The days and weeks ahead are the penultimate act of the Netanyahu drama. The Likud's last remaining outspoken critic of the prime minister, Gideon Saar, said in a television interview that the immunity law would result in “no benefit and maximum damage.” But Saar didn't commit to voting against the bill. Outgoing Finance Minister Moshe Kahalon played the role in the last coalition of the old-fashioned right-winger still committed to constitutional restraints. But his Kulanu party shrank in April's election, and with it his political clout and very possibly his will power. There are a few other potential opponents on the right to Netanyahu's gambits.
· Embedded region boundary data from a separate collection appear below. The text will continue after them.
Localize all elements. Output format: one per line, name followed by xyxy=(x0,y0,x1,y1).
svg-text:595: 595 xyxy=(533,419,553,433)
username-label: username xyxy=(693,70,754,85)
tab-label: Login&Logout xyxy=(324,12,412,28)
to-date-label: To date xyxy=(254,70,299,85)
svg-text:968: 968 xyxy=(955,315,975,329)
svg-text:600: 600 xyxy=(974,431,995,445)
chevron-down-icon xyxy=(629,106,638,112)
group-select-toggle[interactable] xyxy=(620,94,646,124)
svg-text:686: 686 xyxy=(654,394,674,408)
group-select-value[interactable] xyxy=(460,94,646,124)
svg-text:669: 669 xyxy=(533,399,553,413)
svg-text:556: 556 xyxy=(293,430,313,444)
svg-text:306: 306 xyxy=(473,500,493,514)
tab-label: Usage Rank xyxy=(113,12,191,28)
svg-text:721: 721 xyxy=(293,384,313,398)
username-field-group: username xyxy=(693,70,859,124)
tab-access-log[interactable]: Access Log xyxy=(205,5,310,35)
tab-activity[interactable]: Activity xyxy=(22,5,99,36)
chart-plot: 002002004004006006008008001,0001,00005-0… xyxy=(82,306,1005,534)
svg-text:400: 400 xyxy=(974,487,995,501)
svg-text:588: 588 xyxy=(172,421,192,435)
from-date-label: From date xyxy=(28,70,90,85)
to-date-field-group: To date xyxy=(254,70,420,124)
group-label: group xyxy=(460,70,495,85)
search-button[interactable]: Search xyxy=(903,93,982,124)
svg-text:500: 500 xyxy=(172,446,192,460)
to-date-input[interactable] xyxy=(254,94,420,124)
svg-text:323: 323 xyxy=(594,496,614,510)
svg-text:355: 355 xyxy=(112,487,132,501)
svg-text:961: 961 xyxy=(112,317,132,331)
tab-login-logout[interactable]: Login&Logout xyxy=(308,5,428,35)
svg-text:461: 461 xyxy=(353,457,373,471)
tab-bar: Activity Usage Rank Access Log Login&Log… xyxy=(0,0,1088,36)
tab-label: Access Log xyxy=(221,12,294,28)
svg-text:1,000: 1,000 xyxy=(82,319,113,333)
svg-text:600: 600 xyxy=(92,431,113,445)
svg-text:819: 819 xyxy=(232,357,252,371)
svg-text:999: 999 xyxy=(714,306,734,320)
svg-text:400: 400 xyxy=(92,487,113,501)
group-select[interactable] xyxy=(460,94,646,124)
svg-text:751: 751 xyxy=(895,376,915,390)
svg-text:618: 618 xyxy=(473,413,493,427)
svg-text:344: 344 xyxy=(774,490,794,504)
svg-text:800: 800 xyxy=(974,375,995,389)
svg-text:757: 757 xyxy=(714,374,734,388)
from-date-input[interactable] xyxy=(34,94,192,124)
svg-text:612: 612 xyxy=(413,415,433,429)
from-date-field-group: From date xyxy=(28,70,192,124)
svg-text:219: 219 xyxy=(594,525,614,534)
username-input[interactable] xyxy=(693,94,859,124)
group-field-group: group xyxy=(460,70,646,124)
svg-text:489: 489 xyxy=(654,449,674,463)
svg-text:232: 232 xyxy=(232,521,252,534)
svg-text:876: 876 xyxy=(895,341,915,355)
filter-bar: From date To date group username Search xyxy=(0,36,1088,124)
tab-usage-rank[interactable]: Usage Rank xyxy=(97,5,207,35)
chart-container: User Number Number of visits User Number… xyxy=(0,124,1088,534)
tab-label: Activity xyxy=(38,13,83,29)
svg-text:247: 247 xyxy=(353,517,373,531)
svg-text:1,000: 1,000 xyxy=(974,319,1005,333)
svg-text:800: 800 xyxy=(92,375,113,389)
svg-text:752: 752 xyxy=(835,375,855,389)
The next turn of the story depends on whether any of them still has a backbone or a conscience.
Right now, it seems that the weeks ahead will lead to one of two outcomes. In one, the laws designed to save Netanyahu stall or are defeated. In that case, there's a very strong chance that the last act will begin with Netanyahu standing trial and end with him leaving office in disgrace.
In the other ending, the bills pass. Netanyahu will stay in power, and will be much closer to authoritarian rule. The rule of law will be mortally wounded.
Neither outcome is inevitable. There are no spoilers in real life, and many unexpected endings. But this play has become frightening, and at the end it won't be possible just to fold one's program and walk out of the theater into sunlight.